Seeing your glass half full leads to depression: study
The study suggests that positive fantasies about how future events will turn out can lead to increased depressive symptoms in the long run.
London: Your positive or negative thinking is more than just a personality trait. If you consider yourself an optimistic person, bad news: your sunny outlook makes you more prone to depression, according to a new research.
The New York University study suggests that positive fantasies about how future events will turn out can lead to increased depressive symptoms in the long run, the Daily Mail reported.
Lead researcher Gabriele Oettingen said that the findings suggest that as pleasurable and helpful as positive fantasies are for depressive mood in the moment, they can be problematic and cumbersome over time.
In a series of four studies, Oettingen and colleagues found that the more positively participants fantasised about the future, the fewer depressive symptoms they showed at that moment but the more symptoms they showed at a follow-up session.

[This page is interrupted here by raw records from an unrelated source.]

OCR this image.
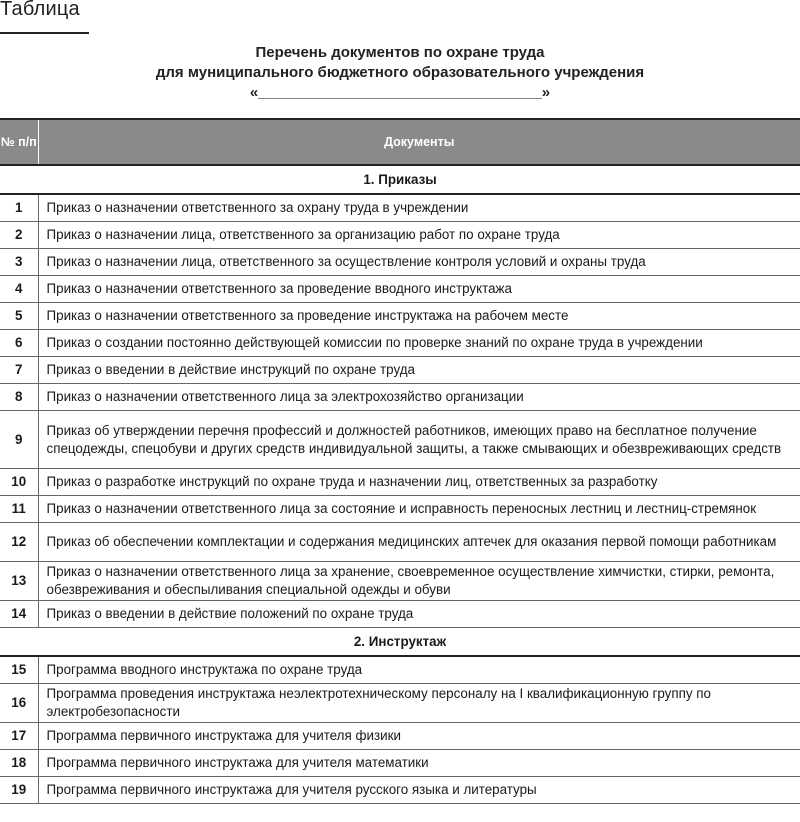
Таблица
Перечень документов по охране труда
для муниципального бюджетного образовательного учреждения
«__________________________________»
№ п/п	Документы
1. Приказы	
1	Приказ о назначении ответственного за охрану труда в учреждении
2	Приказ о назначении лица, ответственного за организацию работ по охране труда
3	Приказ о назначении лица, ответственного за осуществление контроля условий и охраны труда
4	Приказ о назначении ответственного за проведение вводного инструктажа
5	Приказ о назначении ответственного за проведение инструктажа на рабочем месте
6	Приказ о создании постоянно действующей комиссии по проверке знаний по охране труда в учреждении
7	Приказ о введении в действие инструкций по охране труда
8	Приказ о назначении ответственного лица за электрохозяйство организации
9	Приказ об утверждении перечня профессий и должностей работников, имеющих право на бесплатное получение спецодежды, спецобуви и других средств индивидуальной защиты, а также смывающих и обезвреживающих средств
10	Приказ о разработке инструкций по охране труда и назначении лиц, ответственных за разработку
11	Приказ о назначении ответственного лица за состояние и исправность переносных лестниц и лестниц-стремянок
12	Приказ об обеспечении комплектации и содержания медицинских аптечек для оказания первой помощи работникам
13	Приказ о назначении ответственного лица за хранение, своевременное осуществление химчистки, стирки, ремонта, обезвреживания и обеспыливания специальной одежды и обуви
14	Приказ о введении в действие положений по охране труда
2. Инструктаж	
15	Программа вводного инструктажа по охране труда
16	Программа проведения инструктажа неэлектротехническому персоналу на I квалификационную группу по электробезопасности
17	Программа первичного инструктажа для учителя физики
18	Программа первичного инструктажа для учителя математики
19	Программа первичного инструктажа для учителя русского языка и литературы
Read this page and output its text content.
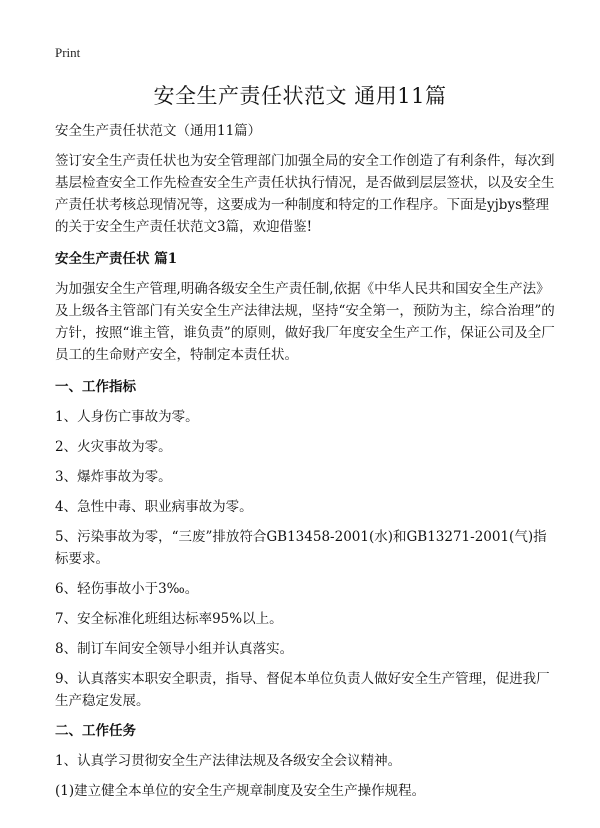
Print
安全生产责任状范文 通用11篇

安全生产责任状范文（通用11篇）

签订安全生产责任状也为安全管理部门加强全局的安全工作创造了有利条件，每次到基层检查安全工作先检查安全生产责任状执行情况，是否做到层层签状，以及安全生产责任状考核总现情况等，这要成为一种制度和特定的工作程序。下面是yjbys整理的关于安全生产责任状范文3篇，欢迎借鉴!

安全生产责任状 篇1

为加强安全生产管理,明确各级安全生产责任制,依据《中华人民共和国安全生产法》及上级各主管部门有关安全生产法律法规，坚持“安全第一，预防为主，综合治理”的方针，按照“谁主管，谁负责”的原则，做好我厂年度安全生产工作，保证公司及全厂员工的生命财产安全，特制定本责任状。

一、工作指标

1、人身伤亡事故为零。

2、火灾事故为零。

3、爆炸事故为零。

4、急性中毒、职业病事故为零。

5、污染事故为零，“三废”排放符合GB13458-2001(水)和GB13271-2001(气)指标要求。

6、轻伤事故小于3‰。

7、安全标准化班组达标率95%以上。

8、制订车间安全领导小组并认真落实。

9、认真落实本职安全职责，指导、督促本单位负责人做好安全生产管理，促进我厂生产稳定发展。

二、工作任务

1、认真学习贯彻安全生产法律法规及各级安全会议精神。

(1)建立健全本单位的安全生产规章制度及安全生产操作规程。
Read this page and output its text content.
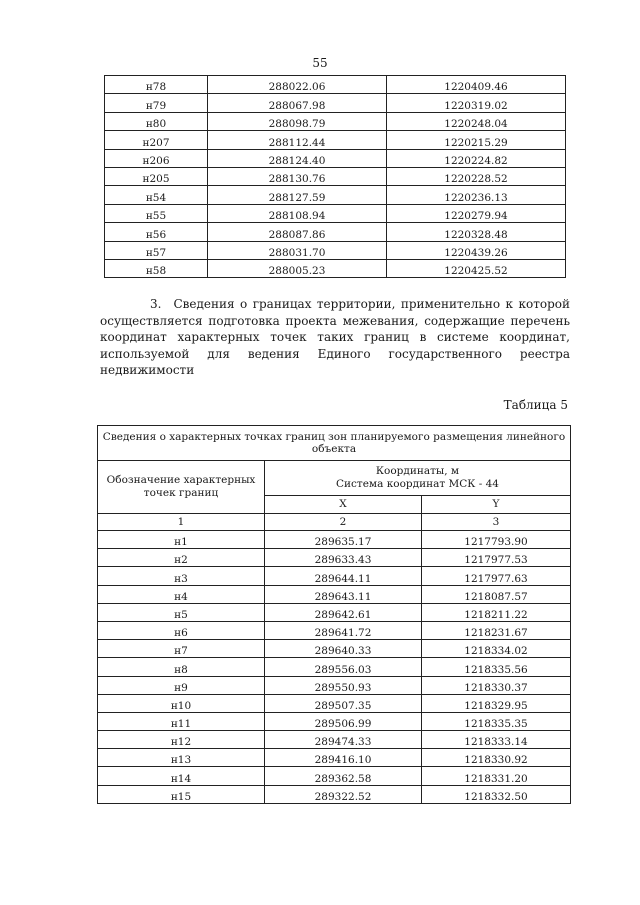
55
н78	288022.06	1220409.46
н79	288067.98	1220319.02
н80	288098.79	1220248.04
н207	288112.44	1220215.29
н206	288124.40	1220224.82
н205	288130.76	1220228.52
н54	288127.59	1220236.13
н55	288108.94	1220279.94
н56	288087.86	1220328.48
н57	288031.70	1220439.26
н58	288005.23	1220425.52

3. Сведения о границах территории, применительно к которой осуществляется подготовка проекта межевания, содержащие перечень координат характерных точек таких границ в системе координат, используемой для ведения Единого государственного реестра недвижимости

Таблица 5
Сведения о характерных точках границ зон планируемого размещения линейного объекта		
Обозначение характерных точек границ	Координаты, м
Система координат МСК - 44	

	X	Y
1	2	3
н1	289635.17	1217793.90
н2	289633.43	1217977.53
н3	289644.11	1217977.63
н4	289643.11	1218087.57
н5	289642.61	1218211.22
н6	289641.72	1218231.67
н7	289640.33	1218334.02
н8	289556.03	1218335.56
н9	289550.93	1218330.37
н10	289507.35	1218329.95
н11	289506.99	1218335.35
н12	289474.33	1218333.14
н13	289416.10	1218330.92
н14	289362.58	1218331.20
н15	289322.52	1218332.50
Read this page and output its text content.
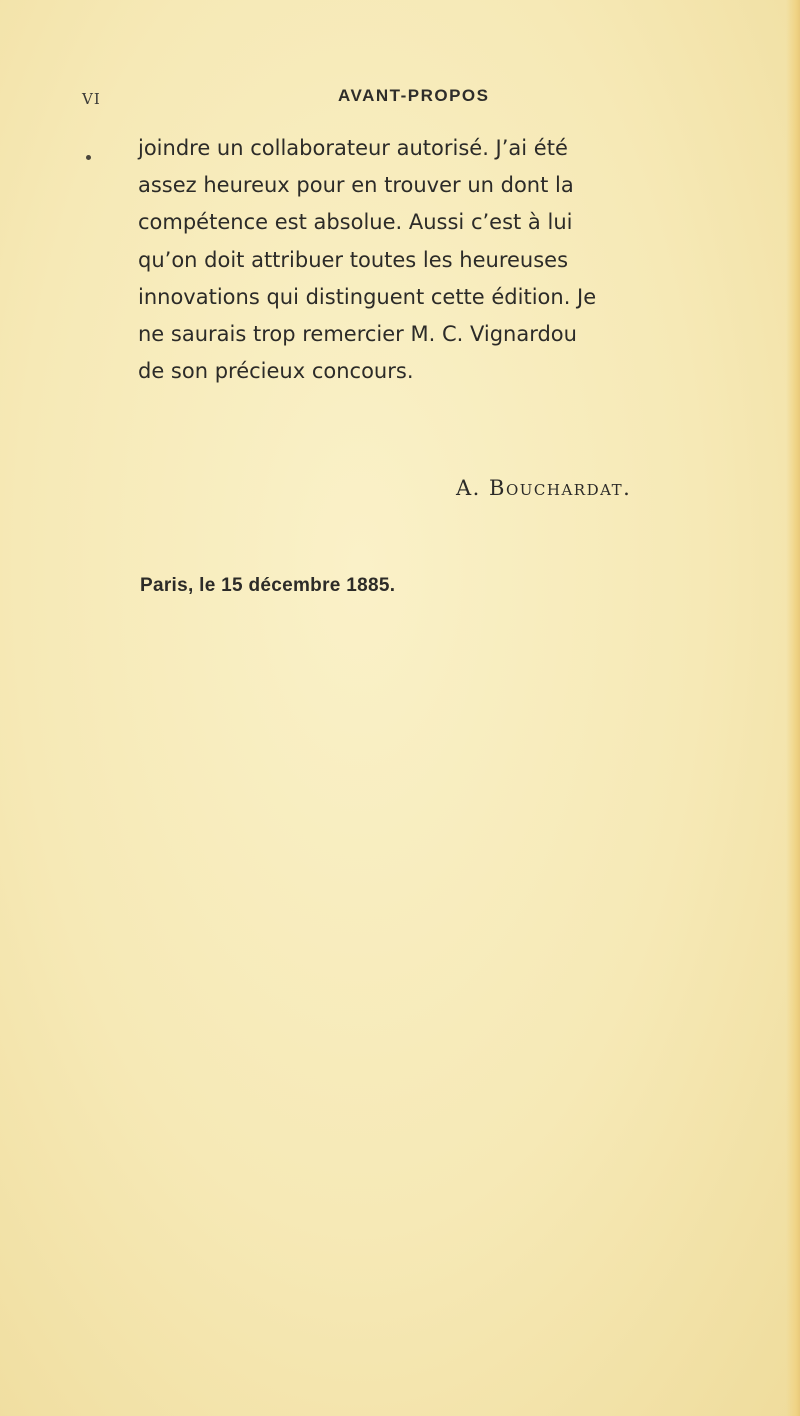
VI	AVANT-PROPOS
joindre un collaborateur autorisé. J’ai été
assez heureux pour en trouver un dont la
compétence est absolue. Aussi c’est à lui
qu’on doit attribuer toutes les heureuses
innovations qui distinguent cette édition. Je
ne saurais trop remercier M. C. Vignardou
de son précieux concours.
A. Bouchardat.
Paris, le 15 décembre 1885.
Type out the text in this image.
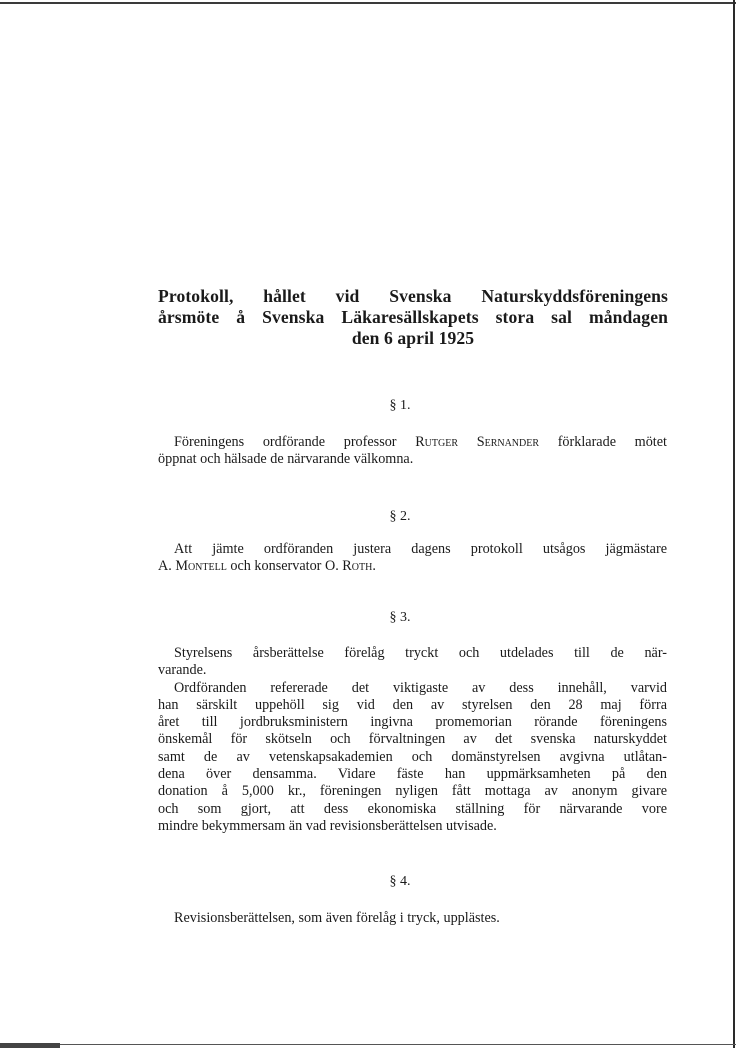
Protokoll, hållet vid Svenska Naturskyddsföreningens
årsmöte å Svenska Läkaresällskapets stora sal måndagen
den 6 april 1925
§ 1.
Föreningens ordförande professor Rutger Sernander förklarade mötet
öppnat och hälsade de närvarande välkomna.
§ 2.
Att jämte ordföranden justera dagens protokoll utsågos jägmästare
A. Montell och konservator O. Roth.
§ 3.
Styrelsens årsberättelse förelåg tryckt och utdelades till de när-
varande.
Ordföranden refererade det viktigaste av dess innehåll, varvid
han särskilt uppehöll sig vid den av styrelsen den 28 maj förra
året till jordbruksministern ingivna promemorian rörande föreningens
önskemål för skötseln och förvaltningen av det svenska naturskyddet
samt de av vetenskapsakademien och domänstyrelsen avgivna utlåtan-
dena över densamma. Vidare fäste han uppmärksamheten på den
donation å 5,000 kr., föreningen nyligen fått mottaga av anonym givare
och som gjort, att dess ekonomiska ställning för närvarande vore
mindre bekymmersam än vad revisionsberättelsen utvisade.
§ 4.
Revisionsberättelsen, som även förelåg i tryck, upplästes.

Additional findings indicate that individual effort may help to explain, at least in part, the link between positive fantasies and depressive symptoms.
College students who reported positive fantasies tended to report putting less effort into their coursework, this was, in turn, associated with lower grades and higher depression scores.
Oettingen said further experimental research would be needed to determine whether there is a direct causal link between positive fantasies and depressive symptoms in the long term.
The study is published in the journal Psychological Science.